Sebagai contoh konkret, ALUN Lampung menyinggung kerja sama Kerajaan Norwegia dengan Kementerian Lingkungan Hidup dan Kehutanan (KLHK) senilai US$100 juta dalam program FOLU Net Sink 2030, yang kini telah memasuki tahap kedua dan ketiga. Program yang digadang-gadang sebagai pilar komitmen iklim Indonesia itu, dinilai belum menunjukkan dampak signifikan bagi hutan, masyarakat sekitar kawasan penyangga, maupun kontribusi nyata terhadap iklim global.
“Aksi nyatanya seperti fatamorgana. Sistem pelaporan terlalu rumit, dokumen menumpuk, tapi hutan tetap tertekan dan masyarakat tetap miskin,” kritik ALUN.
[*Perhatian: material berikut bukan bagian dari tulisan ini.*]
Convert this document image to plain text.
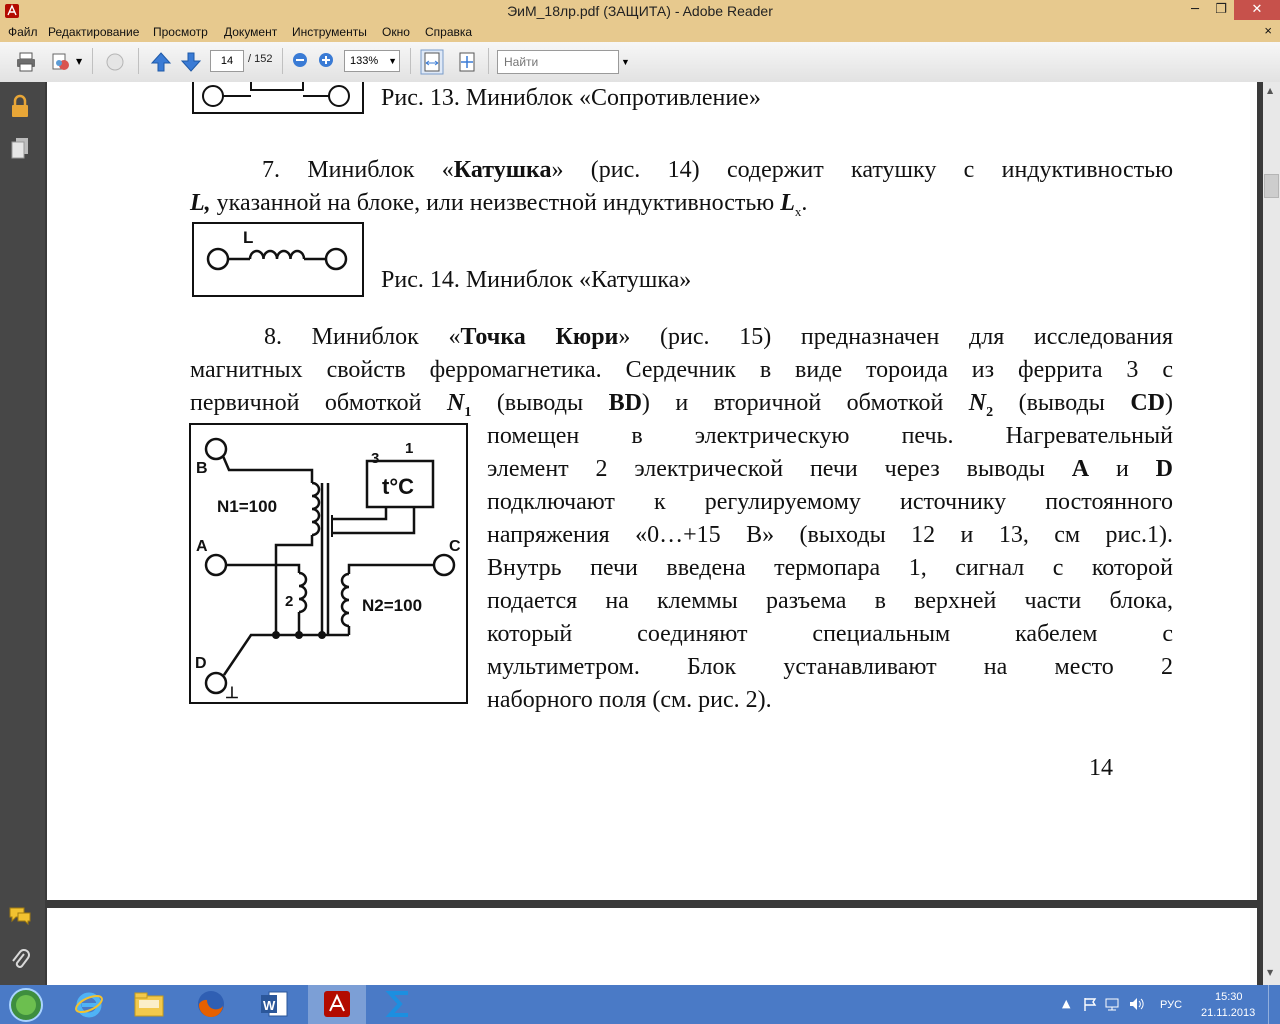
ЭиМ_18лр.pdf (ЗАЩИТА) - Adobe Reader	─	❐	✕
Файл Редактирование Просмотр Документ Инструменты Окно Справка	×
▼	14	/ 152	133% ▼
Найти	▼
Рис. 13. Миниблок «Сопротивление»
7. Миниблок «Катушка» (рис. 14) содержит катушку с индуктивностью
L, указанной на блоке, или неизвестной индуктивностью $L_x$.
L
Рис. 14. Миниблок «Катушка»
8. Миниблок «Точка Кюри» (рис. 15) предназначен для исследования
магнитных свойств ферромагнетика. Сердечник в виде тороида из феррита 3 с
первичной обмоткой $N_1$ (выводы BD) и вторичной обмоткой $N_2$ (выводы CD)
B
A	C
D
⊥
N1=100
N2=100
3
1
2
t°C
помещен в электрическую печь. Нагревательный
элемент 2 электрической печи через выводы A и D
подключают к регулируемому источнику постоянного
напряжения «0…+15 В» (выходы 12 и 13, см рис.1).
Внутрь печи введена термопара 1, сигнал с которой
подается на клеммы разъема в верхней части блока,
который соединяют специальным кабелем с
мультиметром. Блок устанавливают на место 2
наборного поля (см. рис. 2).
14
▲
▼
W	▲	РУС
15:30
21.11.2013
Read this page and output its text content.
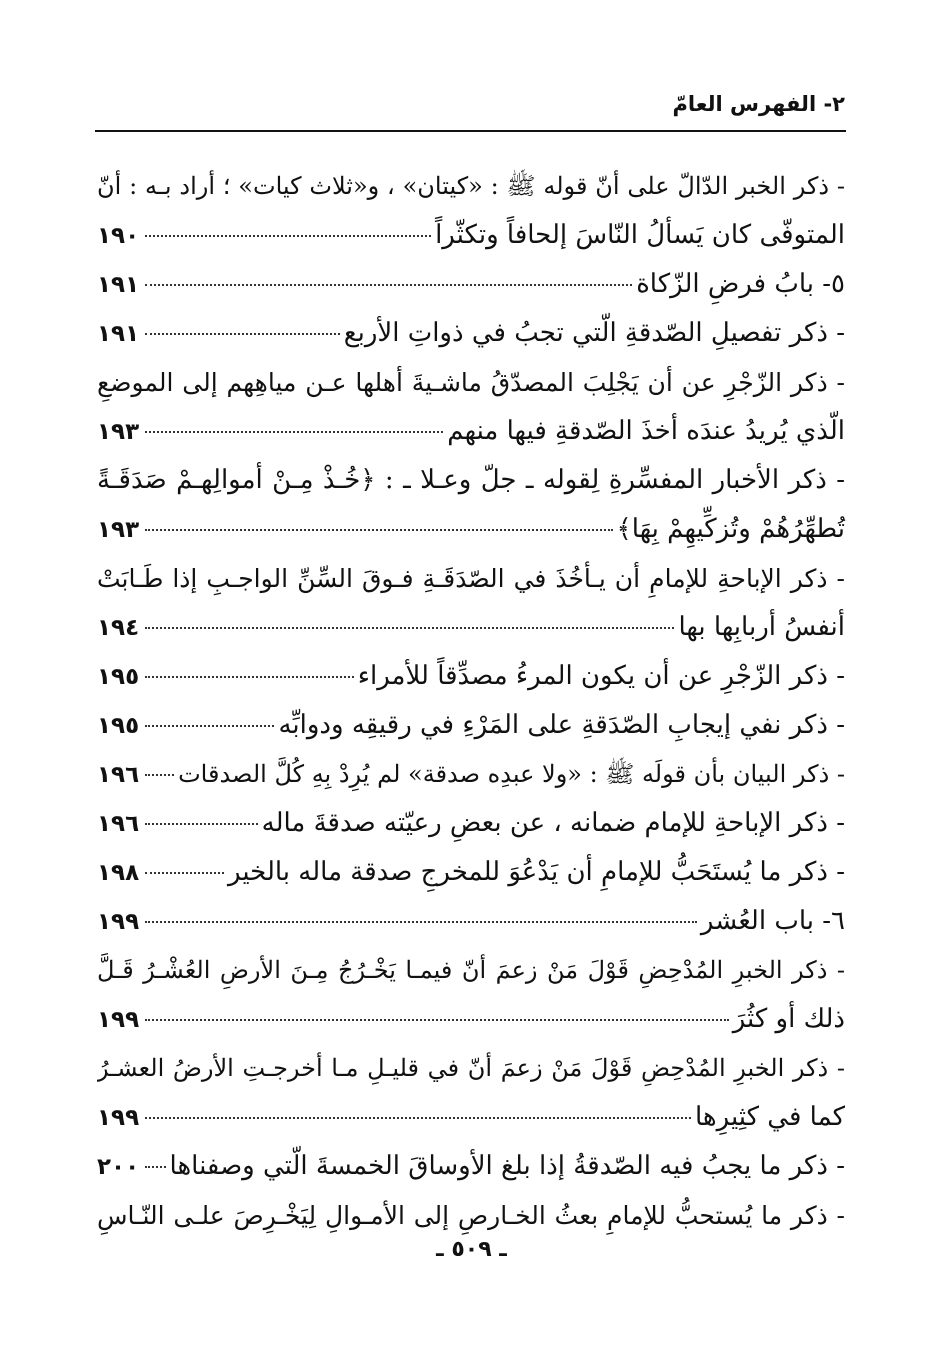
٢- الفهرس العامّ
- ذكر الخبر الدّالّ على أنّ قوله ﷺ : «كيتان» ، و«ثلاث كيات» ؛ أراد بـه : أنّ
المتوفّى كان يَسألُ النّاسَ إلحافاً وتكثّراً
١٩٠
٥- بابُ فرضِ الزّكاة
١٩١
- ذكر تفصيلِ الصّدقةِ الّتي تجبُ في ذواتِ الأربع
١٩١
- ذكر الزّجْرِ عن أن يَجْلِبَ المصدّقُ ماشـيةَ أهلها عـن مياهِهم إلى الموضعِ
الّذي يُريدُ عندَه أخذَ الصّدقةِ فيها منهم
١٩٣
- ذكر الأخبار المفسِّرةِ لِقوله ـ جلّ وعـلا ـ : ﴿خُـذْ مِـنْ أموالِهـمْ صَدَقَـةً
تُطهِّرُهُمْ وتُزكِّيهِمْ بِهَا﴾
١٩٣
- ذكر الإباحةِ للإمامِ أن يـأخُذَ في الصّدَقَـةِ فـوقَ السِّنِّ الواجـبِ إذا طَـابَتْ
أنفسُ أربابِها بها
١٩٤
- ذكر الزّجْرِ عن أن يكون المرءُ مصدِّقاً للأمراء
١٩٥
- ذكر نفي إيجابِ الصّدَقةِ على المَرْءِ في رقيقِه ودوابِّه
١٩٥
- ذكر البيان بأن قولَه ﷺ : «ولا عبدِه صدقة» لم يُرِدْ بِهِ كُلَّ الصدقات
١٩٦
- ذكر الإباحةِ للإمام ضمانه ، عن بعضِ رعيّته صدقةَ ماله
١٩٦
- ذكر ما يُستَحَبُّ للإمامِ أن يَدْعُوَ للمخرجِ صدقة ماله بالخير
١٩٨
٦- باب العُشر
١٩٩
- ذكر الخبرِ المُدْحِضِ قَوْلَ مَنْ زعمَ أنّ فيمـا يَخْـرُجُ مِـنَ الأرضِ العُشْـرُ قَـلَّ
ذلك أو كثُرَ
١٩٩
- ذكر الخبرِ المُدْحِضِ قَوْلَ مَنْ زعمَ أنّ في قليـلِ مـا أخرجـتِ الأرضُ العشـرُ
كما في كثِيرِها
١٩٩
- ذكر ما يجبُ فيه الصّدقةُ إذا بلغ الأوساقَ الخمسةَ الّتي وصفناها
٢٠٠
- ذكر ما يُستحبُّ للإمامِ بعثُ الخـارصِ إلى الأمـوالِ لِيَخْـرِصَ علـى النّـاسِ
ـ ٥٠٩ ـ
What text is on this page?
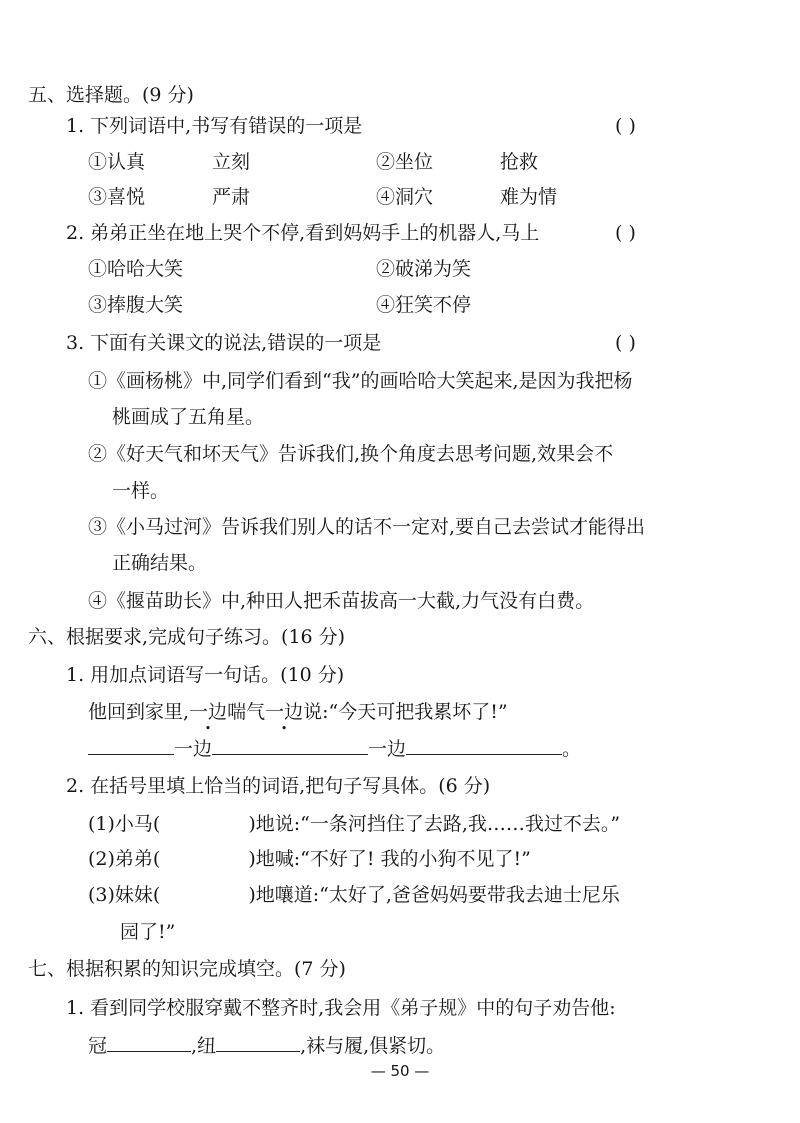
五、选择题。(9 分)
1. 下列词语中,书写有错误的一项是	( )
①认真	立刻	②坐位	抢救
③喜悦	严肃	④洞穴	难为情
2. 弟弟正坐在地上哭个不停,看到妈妈手上的机器人,马上	( )
①哈哈大笑	②破涕为笑
③捧腹大笑	④狂笑不停
3. 下面有关课文的说法,错误的一项是	( )
①《画杨桃》中,同学们看到“我”的画哈哈大笑起来,是因为我把杨
桃画成了五角星。
②《好天气和坏天气》告诉我们,换个角度去思考问题,效果会不
一样。
③《小马过河》告诉我们别人的话不一定对,要自己去尝试才能得出
正确结果。
④《揠苗助长》中,种田人把禾苗拔高一大截,力气没有白费。
六、根据要求,完成句子练习。(16 分)
1. 用加点词语写一句话。(10 分)
他回到家里,一边喘气一边说:“今天可把我累坏了!”
一边	一边	。
2. 在括号里填上恰当的词语,把句子写具体。(6 分)
(1)小马(	)地说:“一条河挡住了去路,我……我过不去。”
(2)弟弟(	)地喊:“不好了! 我的小狗不见了!”
(3)妹妹(	)地嚷道:“太好了,爸爸妈妈要带我去迪士尼乐
园了!”
七、根据积累的知识完成填空。(7 分)
1. 看到同学校服穿戴不整齐时,我会用《弟子规》中的句子劝告他:
冠	,纽	,袜与履,俱紧切。
— 50 —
Lebih jauh, ALUN Lampung secara terbuka mempertanyakan aliran dan pemanfaatan dana lingkungan berskala besar tersebut. Mereka menilai, ada indikasi kuat dana justru ‘menyelusup’ ke meja-meja pejabat dan kelompok lembaga penggiat lingkungan yang hanya memproduksi laporan, tanpa kredibilitas dan akuntabilitas yang jelas di lapangan.
ALUN Lampung mendesak pemerintah Indonesia untuk membuka seluruh data pendanaan kehutanan dan iklim kepada publik, melibatkan lembaga independen dalam pengawasan, serta memastikan masyarakat penyangga hutan menjadi penerima manfaat utama—bukan sekadar angka dalam laporan donor internasional.
“Jika Fasilitas Hutan Tropis dan dana iklim global hanya berakhir sebagai proyek elite, maka Indonesia bukan sedang menyelamatkan hutan, tetapi sedang menjual masa depan ekologinya sendiri,” pungkas ALUN.
Tribuana Cakrawala Nusantara.com akan terus memantau perkembangan kebijakan forestisasi, pendanaan iklim, dan dampaknya bagi masyarakat di kawasan hutan tropis Indonesia.